So the governor and the legislature are moving the water bond to the 2012 elections? I’m not surprised. I could not decide for myself what to vote on the bond, and not only am I in the field, but I’m a liberal who loves to spend, spend, spend*. Even so, I had a hard time facing a new $11B expenditure.
My thoughts:
I agree with how I imagine the political calculations went. The bond would have failed this year. Who knows whether two years from now will be better, but failure this year looked pretty certain. This keeps the possibility open.
What would make 2012 better for passing the bond? Two dry years between now and 2012 would make the chance of passage better. A responsible governor who can close the budget gap would make it better. It will be a presidential election year, with high turnout, but I can’t see how that breaks for the bond. Bunch of spendy liberals like me, out voting for Obama might throw the bond measure some votes. But the bond measure also has the potential for dams in it, and we’ve been trained not to like those.
Couldn’t happen to a nicer governor, I say. Schwarzenegger has been pushing this water package so hard; he wants the Peripheral Canal as his legacy. But he was the fucker who cut the car tax on taking office, costing the state $4-6B every year since 2003. He is largely responsible for the giant hole in the budget that makes people unwilling to spend another $11B. I’m glad that circle closed while he was still around to feel it bind.
I’m interested in how we’re going to fulfill the rest of the water legislation without money from the bond behind it. What will pay for the Delta Stewardship Council and the Bay-Delta restoration efforts without that money? What will fund 20 x 2020 now? The water legislation is law; we have to at least pretend that that we’re doing it. How will that happen without funding for doing the work?

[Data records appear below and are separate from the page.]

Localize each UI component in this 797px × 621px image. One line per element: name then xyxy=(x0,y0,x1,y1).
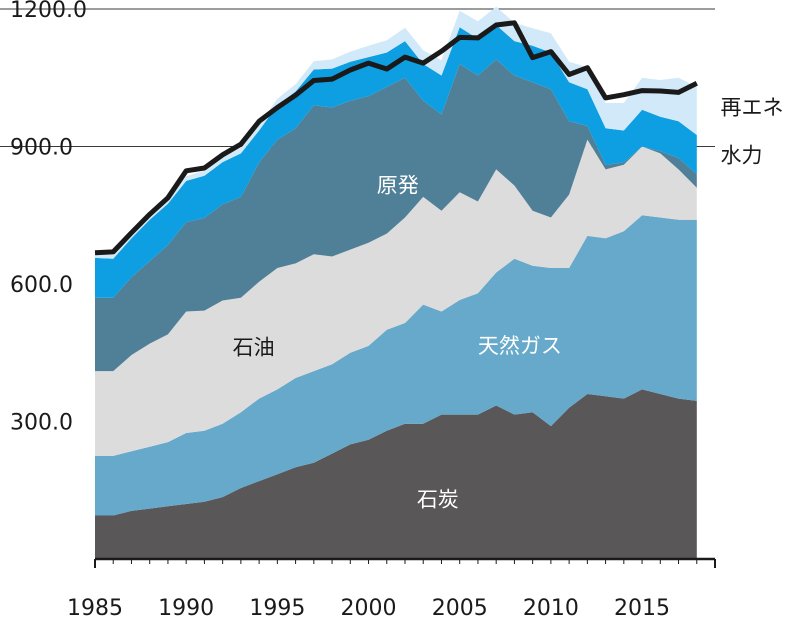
x-tick-label: 1995 xyxy=(249,596,305,621)
y-tick-label: 900.0 xyxy=(10,136,73,161)
y-tick-label: 1200.0 xyxy=(10,0,87,23)
series-label-2: 石油 xyxy=(233,335,275,359)
area-series-1 xyxy=(95,215,697,516)
y-axis-tick-labels: 300.0 600.0 900.0 1200.0 xyxy=(10,0,87,436)
axes xyxy=(94,557,716,568)
area-series-2 xyxy=(95,139,697,456)
series-label-3: 原発 xyxy=(377,173,419,197)
series-label-4: 水力 xyxy=(720,144,762,168)
x-tick-label: 2005 xyxy=(432,596,488,621)
x-tick-label: 1990 xyxy=(158,596,214,621)
area-series-0 xyxy=(95,389,697,559)
y-tick-label: 300.0 xyxy=(10,411,73,436)
x-axis-tick-labels: 1985 1990 1995 2000 2005 2010 2015 xyxy=(67,596,670,621)
area-series-3 xyxy=(95,59,697,372)
x-tick-label: 2010 xyxy=(523,596,579,621)
x-tick-label: 2015 xyxy=(614,596,670,621)
series-label-0: 石炭 xyxy=(417,487,459,511)
x-tick-label: 2000 xyxy=(341,596,397,621)
total-line xyxy=(94,20,698,256)
series-labels: 石炭 天然ガス 石油 原発 水力 再エネ xyxy=(233,96,784,512)
total-line-group xyxy=(94,20,698,256)
stacked-areas xyxy=(95,6,697,559)
x-tick-label: 1985 xyxy=(67,596,123,621)
y-tick-label: 600.0 xyxy=(10,273,73,298)
area-series-4 xyxy=(95,25,697,298)
series-label-5: 再エネ xyxy=(720,96,783,120)
series-label-1: 天然ガス xyxy=(478,334,562,358)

I’m somewhat concerned about losing the projects the bond would have funded. I don’t mind losing the $3B for planning Sites, Temperance Flats and the Peripheral Canal. I think the Peripheral Canal will get built as an emergency measure when the Delta collapses in an earthquake and I don’t think the other two will ever get built. It is a shame to lose the Delta restoration funds. But honestly, the piece I liked was the part that everyone keeps calling “pork”. I liked the regional and local projects.
Dr. Michael objects to taxpayers at large paying for the regional and local projects. He thinks that if the local projects are worthwhile, locals should pay for them. I thought they legitimately belonged in a state bond for a few reasons:
- Our next water will be collected from high entropy sources, like stormwater runoff, which is widely distributed and often polluted or from water conservation. It is hard to convince voters to pay for that, even though it would give a region more local control and source security to have that next source available to them.
- I believe local voters want this stuff (they lobbied for the projects, didn’t they?), but they also see a list of other local needs, like keeping pools open and libraries staffed. Even though funding for things like a smart irrigation control rebate is something they do want, they rarely feel they want to pay for it next.
- Some of the local projects are new to an area, and hard to convince locals to tax themselves for in the abstract. It is understandable that they need to see a couple stormwater projects becoming daylighted creeks before they understand how much they like having that amenity.
- Finally, I liked that the bond measure would fund a bunch of these at once. It would have provided $3B of mini-innovation all over the state. Frankly, the stuff in those local projects is what we’re going to have to do next; as a state, we have tapped all the big pure sources. Lets get a bunch of those running fast so the state as a whole can find out which work. Simply getting lots of projects running soon offers value to the state.
Those are my thoughts on delaying the bond measure (and on the bond measure in general). Don’t figure they’ll be relevant again for another couple years.